Generative Medical Segmentation

Jiayu Huo, Xi Ouyang, Sébastien Ourselin, Rachel Sparks

Published: 01 Jan 2025, Last Modified: 23 Oct 2025AAAI 2025EveryoneRevisionsBibTeXCC BY-SA 4.0

Abstract: Rapid advancements in medical image segmentation performance have been significantly driven by the development of Convolutional Neural Networks (CNNs) and Vision Transformers (ViTs). These models follow discriminative pixel-wise classification learning paradigm and often have limited ability to generalize across diverse medical imaging datasets. In this manuscript, we introduce Generative Medical Segmentation (GMS), a novel generative approach to perform image segmentation. GMS employs a robust pre-trained vision foundation model to extract latent representations for images and corresponding ground truth masks, followed by a lightweight model that learns a mapping function from the image to the mask in the latent space. Once trained, the model can generate estimated segmentation masks using the pre-trained vision foundation model to decode the predicted latent mask representation back into image space.
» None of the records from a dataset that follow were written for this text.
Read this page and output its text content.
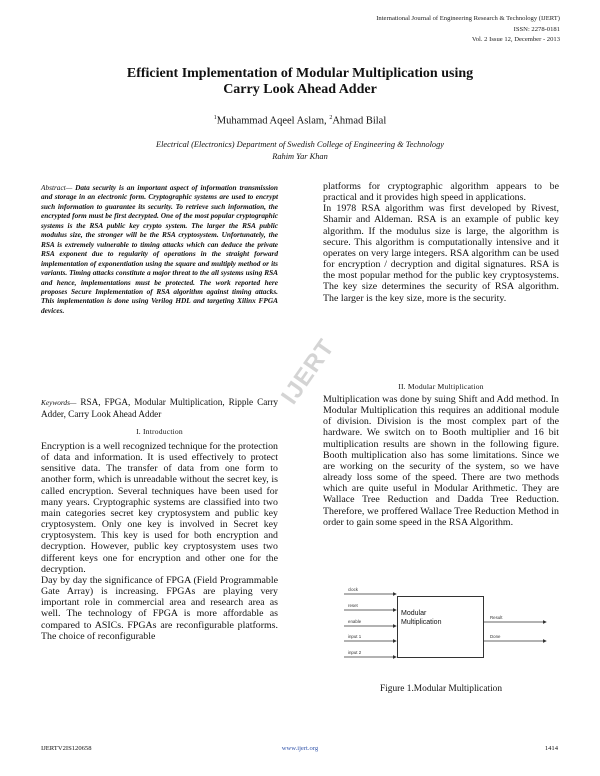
International Journal of Engineering Research & Technology (IJERT)
ISSN: 2278-0181
Vol. 2 Issue 12, December - 2013
Efficient Implementation of Modular Multiplication using
Carry Look Ahead Adder
$^1$Muhammad Aqeel Aslam, $^2$Ahmad Bilal
Electrical (Electronics) Department of Swedish College of Engineering & Technology
Rahim Yar Khan
Abstract— Data security is an important aspect of information transmission and storage in an electronic form. Cryptographic systems are used to encrypt such information to guarantee its security. To retrieve such information, the encrypted form must be first decrypted. One of the most popular cryptographic systems is the RSA public key crypto system. The larger the RSA public modulus size, the stronger will be the RSA cryptosystem. Unfortunately, the RSA is extremely vulnerable to timing attacks which can deduce the private RSA exponent due to regularity of operations in the straight forward implementation of exponentiation using the square and multiply method or its variants. Timing attacks constitute a major threat to the all systems using RSA and hence, implementations must be protected. The work reported here proposes Secure Implementation of RSA algorithm against timing attacks. This implementation is done using Verilog HDL and targeting Xilinx FPGA devices.
Keywords— RSA, FPGA, Modular Multiplication, Ripple Carry Adder, Carry Look Ahead Adder
I. Introduction

Encryption is a well recognized technique for the protection of data and information. It is used effectively to protect sensitive data. The transfer of data from one form to another form, which is unreadable without the secret key, is called encryption. Several techniques have been used for many years. Cryptographic systems are classified into two main categories secret key cryptosystem and public key cryptosystem. Only one key is involved in Secret key cryptosystem. This key is used for both encryption and decryption. However, public key cryptosystem uses two different keys one for encryption and other one for the decryption.

Day by day the significance of FPGA (Field Programmable Gate Array) is increasing. FPGAs are playing very important role in commercial area and research area as well. The technology of FPGA is more affordable as compared to ASICs. FPGAs are reconfigurable platforms. The choice of reconfigurable

platforms for cryptographic algorithm appears to be practical and it provides high speed in applications.

In 1978 RSA algorithm was first developed by Rivest, Shamir and Aldeman. RSA is an example of public key algorithm. If the modulus size is large, the algorithm is secure. This algorithm is computationally intensive and it operates on very large integers. RSA algorithm can be used for encryption / decryption and digital signatures. RSA is the most popular method for the public key cryptosystems. The key size determines the security of RSA algorithm. The larger is the key size, more is the security.

II. Modular Multiplication

Multiplication was done by suing Shift and Add method. In Modular Multiplication this requires an additional module of division. Division is the most complex part of the hardware. We switch on to Booth multiplier and 16 bit multiplication results are shown in the following figure. Booth multiplication also has some limitations. Since we are working on the security of the system, so we have already loss some of the speed. There are two methods which are quite useful in Modular Arithmetic. They are Wallace Tree Reduction and Dadda Tree Reduction. Therefore, we proffered Wallace Tree Reduction Method in order to gain some speed in the RSA Algorithm.

IJERT
clock
reset
enable
input 1
input 2
Result
Done
Modular
Multiplication
Figure 1.Modular Multiplication
IJERTV2IS120658	www.ijert.org	1414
The design of GMS leads to fewer trainable parameters in the model, reducing the risk of overfitting and enhancing its generalization capability. Our experimental analysis across five open-source datasets in different medical imaging domains demonstrates GMS outperforms existing discriminative and generative segmentation models. Furthermore, GMS is able to generalize well across datasets of the same imaging modality from different centers. Our experiments suggest GMS offers a scalable and effective solution for medical image segmentation.